Déficit de fundos de pensão sobe a R$ 31 bi

poupançaPelo segundo ano sem bater a meta de rentabilidade de seus investimentos, os fundos de pensão brasileiros que estão no vermelho apresentaram déficit de R$ 31,4 bilhões ao fim de 2014, ante R$ 21,4 bilhões no ano anterior.

Em 2012, o saldo negativo era um terço do atual. Os dados foram apresentados ontem pela Abrapp, associação que reúne as fundações. O déficit é a diferença entre o patrimônio de um plano e seus compromissos com o pagamento futuro de benefícios trazidos a valor presente.

Esse déficit pode ser financeiro quando o retorno dos investimentos é inferior à meta de rentabilidade ou técnico derivado de alterações nas premissas do plano, como mudança de expectativa de mortalidade dos participantes e taxa de juros. A maior parte do déficit do setor é derivado do desempenho financeiro abaixo do necessário. Segundo a Abrapp, o retorno médio dos investimentos no ano passado foi de 7,07%, ante meta de 12,07%.

Em 2013, o retorno foi de 3,28%, bem abaixo da meta de 11,63%. A associação destaca, porém, que no acumulado dos últimos dez anos a rentabilidade do setor foi superior à meta: 250,9% ante objetivo de 201,1%. “São investimentos de longa maturação. O importante é que o fluxo de caixa esteja alinhado com os benefícios que a fundação tem que pagar”, diz José Ribeiro Pena Neto, presidente da Abrapp.

Tanto a Previc, órgão fiscalizador do setor, quanto a Abrapp consideram que não há um problema de solvência no sistema, já que o pagamento de benefícios está diluído nas próximas décadas e não é comprometido pela situação conjuntural ruim do curto prazo. A maior parte do déficit do setor vem de grandes fundações patrocinadas por empresas estatais. Estão nesse grupo a Petros (Petrobras), a Funcef (Caixa Econômica Federal), o Postalis (Correios) e a Fapes (BNDES). As regras do setor determinam que se o plano apresentar déficit por três anos consecutivos ou se ele for maior do que 10% do patrimônio ele precisa ser equacionado paritariamente entre participantes e  patrocinadora.

Normalmente, isso ocorre por meio de contribuições extras ao plano, o que para os aposentados resulta em redução do valor do benefício. Terão que aumentar contribuições os Correios e a Caixa, juntamente com seus funcionários e aposentados. O déficit acumulado dos planos da Funcef atingiu R$ 5,6 bilhões em 2014, equivalente a 10,33% do patrimônio de R$ 54,2 bilhões da fundação. No Postalis o déficit (R$ 5,6 bilhões) é maior do que o ativo (R$ 5 bilhões) de seu maior plano. O saldo negativo da Fapes é de R$ 1,2 bilhão 11% dos ativos do plano.

A Petros ainda não divulgou os números fechados de 2014, mas até setembro o déficit acumulado de 2013 e 2014 era de R$ 5,5 bilhões cerca de 8% dos ativos, ou seja, sem necessidade de equacionamento ainda. O setor está em negociação com os órgãos fiscalizadores para alterar as normas de solvência do setor. O objetivo é evitar que déficits de curto prazo exijam o aumento de contribuições que no longo prazo se mostrem desnecessárias. Um avanço neste sentido já foi feito no ano passado, quando foi alterada a forma de mensurar ativos e passivos.

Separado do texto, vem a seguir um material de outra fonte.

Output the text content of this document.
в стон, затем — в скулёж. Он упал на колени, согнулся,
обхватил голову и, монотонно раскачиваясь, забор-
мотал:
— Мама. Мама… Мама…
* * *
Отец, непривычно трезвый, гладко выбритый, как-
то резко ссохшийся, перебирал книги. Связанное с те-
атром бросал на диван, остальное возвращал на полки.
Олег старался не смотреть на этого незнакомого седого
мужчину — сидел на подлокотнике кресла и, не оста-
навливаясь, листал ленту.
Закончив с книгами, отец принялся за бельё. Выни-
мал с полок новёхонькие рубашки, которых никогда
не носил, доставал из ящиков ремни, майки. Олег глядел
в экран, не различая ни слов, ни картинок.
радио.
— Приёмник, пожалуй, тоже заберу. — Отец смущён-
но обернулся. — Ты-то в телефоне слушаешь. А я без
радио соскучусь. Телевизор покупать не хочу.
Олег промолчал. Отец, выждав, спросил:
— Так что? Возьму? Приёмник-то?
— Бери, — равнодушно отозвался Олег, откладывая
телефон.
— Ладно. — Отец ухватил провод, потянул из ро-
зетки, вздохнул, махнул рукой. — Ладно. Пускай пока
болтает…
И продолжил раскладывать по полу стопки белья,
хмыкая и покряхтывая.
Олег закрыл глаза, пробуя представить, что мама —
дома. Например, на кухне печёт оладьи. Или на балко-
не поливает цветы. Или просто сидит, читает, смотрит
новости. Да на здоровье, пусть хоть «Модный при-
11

Antes o ativo era marcado a valor de mercado e o passivo a uma taxa fixa o que causava distorções em momentos de estresse no mercado. Agora, o passivo também será descontado a uma taxa de mercado ponderada. Também há no setor fundos que têm superávit, ou seja, ativo maior que seus compromissos futuros. Essa sobra de caixa encolheu em 2014, consumida pelo retorno abaixo da meta.

O saldo positivo desses fundos somava R$ 38,2 bilhões em 2013 e caiu para R$ 27,6 bilhões em 2014. Só a Previ (Banco do Brasil) é responsável por R$ 12,5 bilhões. O patrimônio do setor somava R$ 672 bilhões ao fim de 2014, com avanço de 5% em relação ao ano anterior. A alocação desses recursos se alterou sensivelmente. O investimento em renda fixa evoluiu para 64,2% dos ativos, ante 60,4% em 2013. Já a aplicação em renda variável recuou para 24,7%, de 29% no ano anterior. Os investimentos estruturados ficaram estáveis em 3,3%, assim como a aplicação em imóveis (4,7%) e em empréstimos a participantes (2,8%).